Metro Weekly

Richard Grenell, openly gay U.S. ambassador to Germany, has reportedly received death threats

Direct threats against an ambassador are rare, but are generally tied to disagreements over U.S. policy, officials say

Richard Grenell — Photo: U.S. Consulate Munich / Wiki Commons

Richard Grenell, the ambassador to Germany and highest-ranking out LGBTQ person in the Trump administration, has been receiving threats, including at least one against his life, reports CNN.

A photo of one letter seen by CNN sent directly to Grenell told him to leave Germany or he would be killed. The letter was signed by the “Society for the New Truth,” and was one of several threats sent to the U.S. embassy, according to a source close to the investigation and two State Department officials.

A spokesman for the ambassador, Joseph Giordono-Scholz, told CNN that “we do not publicly discuss security issues and procedures.”

Grenell, a former Republican Party operative and spokesman to the United Nations, is considered by some in Germany (especially on the political Left) to be “controversial,” employing a more blunt, less diplomatic approach in service of the Trump administration’s global priorities.

He has previously butted heads with the German government officials, businesses, and the media, by opposing Germany’s pursuit of a natural gas pipeline to Russia, its use of Chinese technology, and its business contracts and other dealings with Iran.

According to CNN, the 52-year-old envoy has become a polarizing figure in his host country, prompting some German citizens to begin planning a large protest against him earlier this year. The Feb. 3 event was supposed to be called “The Big Grenell Payback,” but was halted after police intervened. The organizer had reportedly been incensed by Grenell’s opposition to the natural gas pipeline with Russia.

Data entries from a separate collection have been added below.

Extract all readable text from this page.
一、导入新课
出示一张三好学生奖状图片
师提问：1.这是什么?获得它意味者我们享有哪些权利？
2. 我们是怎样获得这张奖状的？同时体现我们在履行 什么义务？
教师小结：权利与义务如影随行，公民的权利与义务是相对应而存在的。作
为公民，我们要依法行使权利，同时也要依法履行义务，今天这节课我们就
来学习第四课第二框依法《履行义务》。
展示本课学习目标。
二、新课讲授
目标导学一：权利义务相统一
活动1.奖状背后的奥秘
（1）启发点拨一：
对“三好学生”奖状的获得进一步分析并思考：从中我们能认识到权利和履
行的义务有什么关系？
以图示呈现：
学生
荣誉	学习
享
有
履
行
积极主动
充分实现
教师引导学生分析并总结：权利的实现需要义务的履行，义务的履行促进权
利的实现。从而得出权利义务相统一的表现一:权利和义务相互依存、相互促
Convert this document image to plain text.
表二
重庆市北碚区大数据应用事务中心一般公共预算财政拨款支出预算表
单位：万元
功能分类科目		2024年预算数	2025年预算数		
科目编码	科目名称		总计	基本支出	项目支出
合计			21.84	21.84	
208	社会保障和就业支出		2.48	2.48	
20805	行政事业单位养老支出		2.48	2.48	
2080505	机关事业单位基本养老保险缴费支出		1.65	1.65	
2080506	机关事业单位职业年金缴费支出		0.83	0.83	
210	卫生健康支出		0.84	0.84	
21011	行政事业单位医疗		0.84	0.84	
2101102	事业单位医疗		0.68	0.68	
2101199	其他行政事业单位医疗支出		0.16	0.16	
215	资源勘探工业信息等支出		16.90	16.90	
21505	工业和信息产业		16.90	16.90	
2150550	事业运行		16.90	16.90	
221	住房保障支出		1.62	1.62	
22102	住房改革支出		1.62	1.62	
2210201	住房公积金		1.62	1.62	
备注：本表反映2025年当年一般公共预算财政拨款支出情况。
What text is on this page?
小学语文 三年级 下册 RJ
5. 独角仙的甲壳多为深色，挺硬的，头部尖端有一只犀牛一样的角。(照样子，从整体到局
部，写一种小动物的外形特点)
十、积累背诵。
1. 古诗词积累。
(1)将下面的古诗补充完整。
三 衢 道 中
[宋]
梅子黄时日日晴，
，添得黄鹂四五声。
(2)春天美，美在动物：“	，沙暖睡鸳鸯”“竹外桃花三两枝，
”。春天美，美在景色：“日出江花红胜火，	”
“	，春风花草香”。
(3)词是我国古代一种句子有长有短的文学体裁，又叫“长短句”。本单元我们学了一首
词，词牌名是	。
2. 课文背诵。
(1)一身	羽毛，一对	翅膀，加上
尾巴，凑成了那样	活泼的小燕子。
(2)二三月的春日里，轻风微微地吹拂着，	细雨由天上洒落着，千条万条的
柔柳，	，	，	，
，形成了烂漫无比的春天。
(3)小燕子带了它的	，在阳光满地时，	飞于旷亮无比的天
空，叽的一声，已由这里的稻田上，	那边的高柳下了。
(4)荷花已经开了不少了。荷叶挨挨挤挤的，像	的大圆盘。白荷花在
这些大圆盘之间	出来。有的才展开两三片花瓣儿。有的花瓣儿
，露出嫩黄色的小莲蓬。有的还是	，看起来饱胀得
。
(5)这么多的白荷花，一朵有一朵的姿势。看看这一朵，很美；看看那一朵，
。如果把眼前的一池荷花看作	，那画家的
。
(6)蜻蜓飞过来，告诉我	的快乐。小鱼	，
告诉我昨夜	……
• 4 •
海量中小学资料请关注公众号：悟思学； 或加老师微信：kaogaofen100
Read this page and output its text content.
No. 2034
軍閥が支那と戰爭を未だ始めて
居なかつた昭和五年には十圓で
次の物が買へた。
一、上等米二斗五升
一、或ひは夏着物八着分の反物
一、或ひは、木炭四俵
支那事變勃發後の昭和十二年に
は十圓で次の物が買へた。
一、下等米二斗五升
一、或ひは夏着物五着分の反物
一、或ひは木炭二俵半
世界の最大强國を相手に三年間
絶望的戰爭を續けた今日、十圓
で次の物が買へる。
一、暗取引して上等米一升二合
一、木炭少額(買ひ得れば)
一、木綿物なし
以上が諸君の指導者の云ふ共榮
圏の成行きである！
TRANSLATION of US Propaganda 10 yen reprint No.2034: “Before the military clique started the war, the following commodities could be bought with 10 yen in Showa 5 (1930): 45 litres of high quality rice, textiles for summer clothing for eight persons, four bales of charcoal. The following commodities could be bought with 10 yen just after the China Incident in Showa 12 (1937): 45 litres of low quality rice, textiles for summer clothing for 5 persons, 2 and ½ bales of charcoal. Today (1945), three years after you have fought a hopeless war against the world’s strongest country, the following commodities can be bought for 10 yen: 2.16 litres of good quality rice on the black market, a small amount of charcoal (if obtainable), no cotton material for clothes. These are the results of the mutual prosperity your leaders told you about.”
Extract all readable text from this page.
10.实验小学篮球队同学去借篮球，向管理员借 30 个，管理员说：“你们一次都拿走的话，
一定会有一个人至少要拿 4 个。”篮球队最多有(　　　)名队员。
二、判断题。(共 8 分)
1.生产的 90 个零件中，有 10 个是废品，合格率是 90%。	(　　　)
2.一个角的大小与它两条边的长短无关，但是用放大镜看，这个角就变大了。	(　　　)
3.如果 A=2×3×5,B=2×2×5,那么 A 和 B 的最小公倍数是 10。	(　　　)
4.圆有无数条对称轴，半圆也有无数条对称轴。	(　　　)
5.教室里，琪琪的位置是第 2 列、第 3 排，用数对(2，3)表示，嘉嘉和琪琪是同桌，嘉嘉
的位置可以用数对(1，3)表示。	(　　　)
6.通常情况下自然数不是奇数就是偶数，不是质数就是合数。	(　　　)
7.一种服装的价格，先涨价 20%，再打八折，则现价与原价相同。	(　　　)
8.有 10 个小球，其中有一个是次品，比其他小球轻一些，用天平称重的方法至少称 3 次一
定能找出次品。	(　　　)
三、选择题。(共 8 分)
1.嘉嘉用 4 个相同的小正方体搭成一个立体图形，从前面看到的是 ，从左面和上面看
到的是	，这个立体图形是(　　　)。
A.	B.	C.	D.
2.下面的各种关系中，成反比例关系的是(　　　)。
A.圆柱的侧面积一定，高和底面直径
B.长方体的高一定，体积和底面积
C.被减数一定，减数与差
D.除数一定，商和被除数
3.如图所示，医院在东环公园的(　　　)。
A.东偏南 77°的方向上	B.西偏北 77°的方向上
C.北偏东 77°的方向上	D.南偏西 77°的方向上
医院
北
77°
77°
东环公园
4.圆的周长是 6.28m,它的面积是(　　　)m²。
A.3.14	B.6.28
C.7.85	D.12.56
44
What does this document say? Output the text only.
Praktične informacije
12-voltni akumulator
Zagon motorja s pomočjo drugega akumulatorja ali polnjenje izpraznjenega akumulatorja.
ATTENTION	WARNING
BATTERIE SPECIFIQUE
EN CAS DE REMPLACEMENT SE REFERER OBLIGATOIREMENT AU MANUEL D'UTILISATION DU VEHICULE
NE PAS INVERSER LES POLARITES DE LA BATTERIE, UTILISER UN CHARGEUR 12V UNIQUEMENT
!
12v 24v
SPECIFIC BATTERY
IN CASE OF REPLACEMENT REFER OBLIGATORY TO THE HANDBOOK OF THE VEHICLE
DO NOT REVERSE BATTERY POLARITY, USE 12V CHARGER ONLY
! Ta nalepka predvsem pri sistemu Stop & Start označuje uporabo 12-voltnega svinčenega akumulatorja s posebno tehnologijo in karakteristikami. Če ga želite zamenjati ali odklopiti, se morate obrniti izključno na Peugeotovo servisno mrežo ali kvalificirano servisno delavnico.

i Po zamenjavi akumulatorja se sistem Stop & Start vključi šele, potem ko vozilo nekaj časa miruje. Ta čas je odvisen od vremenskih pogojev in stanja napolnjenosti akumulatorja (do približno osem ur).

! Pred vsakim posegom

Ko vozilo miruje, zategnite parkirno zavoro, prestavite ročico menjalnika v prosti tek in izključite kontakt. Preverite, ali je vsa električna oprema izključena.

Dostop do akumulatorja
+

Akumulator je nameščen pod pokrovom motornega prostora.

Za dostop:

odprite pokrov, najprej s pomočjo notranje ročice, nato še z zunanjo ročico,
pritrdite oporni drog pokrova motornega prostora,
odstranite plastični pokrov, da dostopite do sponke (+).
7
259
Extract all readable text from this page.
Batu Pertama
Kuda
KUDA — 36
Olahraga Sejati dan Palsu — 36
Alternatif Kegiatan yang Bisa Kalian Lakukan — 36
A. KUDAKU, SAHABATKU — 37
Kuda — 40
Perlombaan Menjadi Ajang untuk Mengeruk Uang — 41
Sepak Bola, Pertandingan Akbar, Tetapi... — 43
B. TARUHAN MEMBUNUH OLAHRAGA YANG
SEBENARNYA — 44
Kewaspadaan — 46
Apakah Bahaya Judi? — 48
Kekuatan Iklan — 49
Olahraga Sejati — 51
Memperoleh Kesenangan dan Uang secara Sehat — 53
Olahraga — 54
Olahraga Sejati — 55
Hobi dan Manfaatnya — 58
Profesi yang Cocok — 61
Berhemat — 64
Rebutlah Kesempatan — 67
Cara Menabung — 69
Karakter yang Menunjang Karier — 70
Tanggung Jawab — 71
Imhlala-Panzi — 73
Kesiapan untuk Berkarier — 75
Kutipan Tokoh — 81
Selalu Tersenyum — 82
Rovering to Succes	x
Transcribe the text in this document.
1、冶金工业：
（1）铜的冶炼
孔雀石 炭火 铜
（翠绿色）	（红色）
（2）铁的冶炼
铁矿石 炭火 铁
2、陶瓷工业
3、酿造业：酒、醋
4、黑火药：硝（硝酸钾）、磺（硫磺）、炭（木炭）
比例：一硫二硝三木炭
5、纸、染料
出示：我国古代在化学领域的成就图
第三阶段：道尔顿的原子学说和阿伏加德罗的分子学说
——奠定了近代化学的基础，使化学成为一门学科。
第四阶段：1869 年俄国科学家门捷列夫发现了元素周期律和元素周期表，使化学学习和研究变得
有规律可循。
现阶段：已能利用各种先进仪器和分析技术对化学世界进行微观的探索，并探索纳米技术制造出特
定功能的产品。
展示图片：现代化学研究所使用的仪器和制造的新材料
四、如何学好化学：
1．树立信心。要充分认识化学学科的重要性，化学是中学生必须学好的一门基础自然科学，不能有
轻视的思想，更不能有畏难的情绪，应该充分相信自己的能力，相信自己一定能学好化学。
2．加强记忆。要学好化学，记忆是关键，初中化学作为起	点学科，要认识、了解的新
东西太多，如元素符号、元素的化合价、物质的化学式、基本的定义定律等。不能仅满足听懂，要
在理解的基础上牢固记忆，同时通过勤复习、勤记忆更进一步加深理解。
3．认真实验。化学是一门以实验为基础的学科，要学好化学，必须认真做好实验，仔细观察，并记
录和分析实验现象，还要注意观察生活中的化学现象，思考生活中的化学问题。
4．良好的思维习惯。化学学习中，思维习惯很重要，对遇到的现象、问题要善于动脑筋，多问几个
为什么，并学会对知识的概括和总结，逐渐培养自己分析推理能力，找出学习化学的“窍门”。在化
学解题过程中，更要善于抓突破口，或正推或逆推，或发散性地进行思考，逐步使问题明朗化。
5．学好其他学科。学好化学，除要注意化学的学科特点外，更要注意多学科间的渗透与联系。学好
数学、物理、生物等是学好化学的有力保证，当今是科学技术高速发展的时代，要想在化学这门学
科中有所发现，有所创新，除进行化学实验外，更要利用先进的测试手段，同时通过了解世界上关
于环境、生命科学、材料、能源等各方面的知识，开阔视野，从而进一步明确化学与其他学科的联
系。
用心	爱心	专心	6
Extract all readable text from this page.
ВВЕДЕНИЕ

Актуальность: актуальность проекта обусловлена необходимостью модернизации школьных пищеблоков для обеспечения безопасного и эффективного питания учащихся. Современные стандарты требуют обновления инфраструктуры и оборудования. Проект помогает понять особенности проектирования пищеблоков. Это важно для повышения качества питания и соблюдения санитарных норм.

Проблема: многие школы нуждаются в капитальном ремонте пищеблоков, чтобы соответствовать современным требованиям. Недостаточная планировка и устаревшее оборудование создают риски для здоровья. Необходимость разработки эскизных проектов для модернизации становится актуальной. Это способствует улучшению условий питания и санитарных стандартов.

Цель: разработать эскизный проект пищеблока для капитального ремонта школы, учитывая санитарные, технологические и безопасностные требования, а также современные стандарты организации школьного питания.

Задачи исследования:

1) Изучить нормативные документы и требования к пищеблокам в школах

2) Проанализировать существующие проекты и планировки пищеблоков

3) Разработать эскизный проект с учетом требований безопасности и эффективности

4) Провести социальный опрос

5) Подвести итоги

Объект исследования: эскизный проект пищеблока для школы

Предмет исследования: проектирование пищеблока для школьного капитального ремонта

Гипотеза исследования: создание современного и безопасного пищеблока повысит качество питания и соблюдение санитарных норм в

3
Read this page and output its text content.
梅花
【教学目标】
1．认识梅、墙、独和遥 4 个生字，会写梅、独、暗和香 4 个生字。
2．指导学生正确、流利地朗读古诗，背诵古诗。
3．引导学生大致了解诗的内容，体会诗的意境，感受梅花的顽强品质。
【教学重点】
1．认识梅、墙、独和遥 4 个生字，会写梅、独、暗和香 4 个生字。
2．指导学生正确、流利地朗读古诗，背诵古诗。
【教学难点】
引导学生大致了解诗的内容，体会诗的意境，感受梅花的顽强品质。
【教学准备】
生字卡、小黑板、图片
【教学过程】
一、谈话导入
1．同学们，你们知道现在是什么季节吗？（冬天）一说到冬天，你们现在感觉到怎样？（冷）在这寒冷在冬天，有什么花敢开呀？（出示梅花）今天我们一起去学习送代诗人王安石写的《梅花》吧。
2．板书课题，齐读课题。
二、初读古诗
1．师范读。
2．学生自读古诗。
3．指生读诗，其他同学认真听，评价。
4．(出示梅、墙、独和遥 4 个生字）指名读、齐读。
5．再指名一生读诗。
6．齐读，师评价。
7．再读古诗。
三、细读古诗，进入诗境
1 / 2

It’s Grenell’s outspokenness and willingness to attack and criticize the German government and media that may have led to him being targeted in the first place. 

Fred Burton, a former Diplomatic Security special agent and deputy chief of the State Department’s counter-terror division, said death threats are an “unusual occurrence. It’s more probable to get threats directed at the Secretary of State, unless of course that ambassador is a very prominent official.”

At least two of the threats directed against Grenell included an unidentified white powder and came in suspicious envelopes with no return address, according to a source familiar with the incidents.

A former senior U.S. government official said that an incident involving an envelope with white powder “happens a few dozen times a year around the world, but it really changes year to year because it tends to be tied to U.S. policy.”

“These things happen more after a U.S. action that people don’t like,” the official said. “Normally, you get threats more against an embassy in general, ‘we’re going to bomb you’ or something. But I’ve seen direct death threats against an ambassador before, in Senegal, over a trade issue, in Tunisia, tied to the Gulf War, as well as in Israel.”

Burton agreed, saying that the occurrence of incidents involving white powder in envelopes is rare, but “ebbs and flows, based on current events.”

According to officials, all mail to the embassy is screened off-site, so the envelopes containing white powder did not cause a disruption or evacuation of the embassy.

The State Department’s internal alert about the threats said that Berlin police were investigating. Neither the Berlin police nor Germany’s federal police could confirm any investigations into threats against the ambassador, but the country’s strict privacy laws often prevent police from commenting on ongoing investigations.

One State Department source said the FBI was also investigating the threats, but the agency did not respond to requests for comment.